Related: How Epic took over the hospital EHR market
Epic grew its roster by 45 organizations and 153 hospitals last year. The gains came at the expense of other vendors in the space.
EHR vendor Oracle Health, which recently announced it would move its global headquarters to Nashville, Tennessee, as part of its increasing healthcare focus, lost 71 hospitals and 24 organizations. As a result, the company lost than 15,000 acute care multispecialty beds. Oracle's total market market share dipped to 24% of acute care beds and 23% of acute care hospitals, according to the report.
The company acquired Cerner in June 2022 for $28.4 billion. Since then, the combined Oracle/Cerner has faced a delay with its massive EHR project for the Veterans Affairs Department, renegotiated its contract at the VA's request from a five-year deal to five one-year deals, and laid off employees last June.
An Oracle spokesperson did not immediately respond to a request for comment on the report.
Oracle CEO Safra Catz called its Cerner business a “significant headwind” during a recent earnings call and said the company was working to bring the unit's profitability up to Oracle standards.
Meditech, a Canton, Massachusetts-based EHR vendor, lost 12 hospitals and 23 organizations, amounting to a loss of nearly 5,000 acute care multispecialty beds.
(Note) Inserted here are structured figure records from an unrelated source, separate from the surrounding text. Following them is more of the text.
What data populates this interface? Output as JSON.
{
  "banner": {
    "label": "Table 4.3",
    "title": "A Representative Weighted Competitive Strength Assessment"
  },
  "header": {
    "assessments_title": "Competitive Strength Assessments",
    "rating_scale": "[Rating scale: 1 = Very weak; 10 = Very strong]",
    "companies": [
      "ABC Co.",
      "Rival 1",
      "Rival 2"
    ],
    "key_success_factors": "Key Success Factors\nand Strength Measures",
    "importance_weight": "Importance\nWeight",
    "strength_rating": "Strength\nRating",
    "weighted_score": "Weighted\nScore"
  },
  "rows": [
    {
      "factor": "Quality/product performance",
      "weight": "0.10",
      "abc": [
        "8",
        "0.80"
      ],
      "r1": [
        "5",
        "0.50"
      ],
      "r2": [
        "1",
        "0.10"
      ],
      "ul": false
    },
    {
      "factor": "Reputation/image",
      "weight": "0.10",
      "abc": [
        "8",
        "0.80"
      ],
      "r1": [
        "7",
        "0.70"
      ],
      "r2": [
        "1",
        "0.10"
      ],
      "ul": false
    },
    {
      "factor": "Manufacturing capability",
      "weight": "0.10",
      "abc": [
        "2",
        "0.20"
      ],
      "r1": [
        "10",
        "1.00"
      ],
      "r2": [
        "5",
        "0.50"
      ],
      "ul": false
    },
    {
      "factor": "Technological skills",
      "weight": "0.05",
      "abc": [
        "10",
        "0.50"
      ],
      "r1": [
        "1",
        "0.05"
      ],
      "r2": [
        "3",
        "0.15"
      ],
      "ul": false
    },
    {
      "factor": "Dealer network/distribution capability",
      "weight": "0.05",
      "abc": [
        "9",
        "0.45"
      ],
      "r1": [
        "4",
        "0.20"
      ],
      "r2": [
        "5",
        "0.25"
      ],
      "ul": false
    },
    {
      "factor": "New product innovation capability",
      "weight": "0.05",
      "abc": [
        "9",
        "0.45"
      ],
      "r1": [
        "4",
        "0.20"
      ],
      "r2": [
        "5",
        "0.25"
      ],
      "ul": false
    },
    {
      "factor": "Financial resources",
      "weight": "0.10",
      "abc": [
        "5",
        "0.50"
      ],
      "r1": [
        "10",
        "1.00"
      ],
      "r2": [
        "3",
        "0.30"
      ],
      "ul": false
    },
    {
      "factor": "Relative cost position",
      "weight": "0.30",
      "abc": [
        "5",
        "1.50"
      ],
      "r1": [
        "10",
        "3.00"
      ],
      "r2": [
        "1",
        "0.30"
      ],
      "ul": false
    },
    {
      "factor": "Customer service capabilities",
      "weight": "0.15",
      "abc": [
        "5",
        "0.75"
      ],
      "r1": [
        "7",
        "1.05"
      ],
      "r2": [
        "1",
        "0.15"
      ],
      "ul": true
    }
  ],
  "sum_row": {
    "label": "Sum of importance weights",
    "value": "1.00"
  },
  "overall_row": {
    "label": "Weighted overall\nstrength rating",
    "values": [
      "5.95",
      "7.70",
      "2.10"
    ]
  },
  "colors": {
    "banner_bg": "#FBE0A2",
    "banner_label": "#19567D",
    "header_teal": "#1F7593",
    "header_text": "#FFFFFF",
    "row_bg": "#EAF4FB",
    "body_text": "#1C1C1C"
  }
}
According to the report, the company held 16% of acute care hospitals and 13% of beds.
Meditech Chief Operating Officer Helen Waters recently spoke to Modern Healthcare about how the company views artificial intelligence, interoperability and competition with other EHR vendors.
"No vendor has solved the problems of the universe," Waters said. "The conjecture that one has done that, and does it substantively better than another, I think is somewhat of a folklore narrative that’s been fed by many aspects of the industry."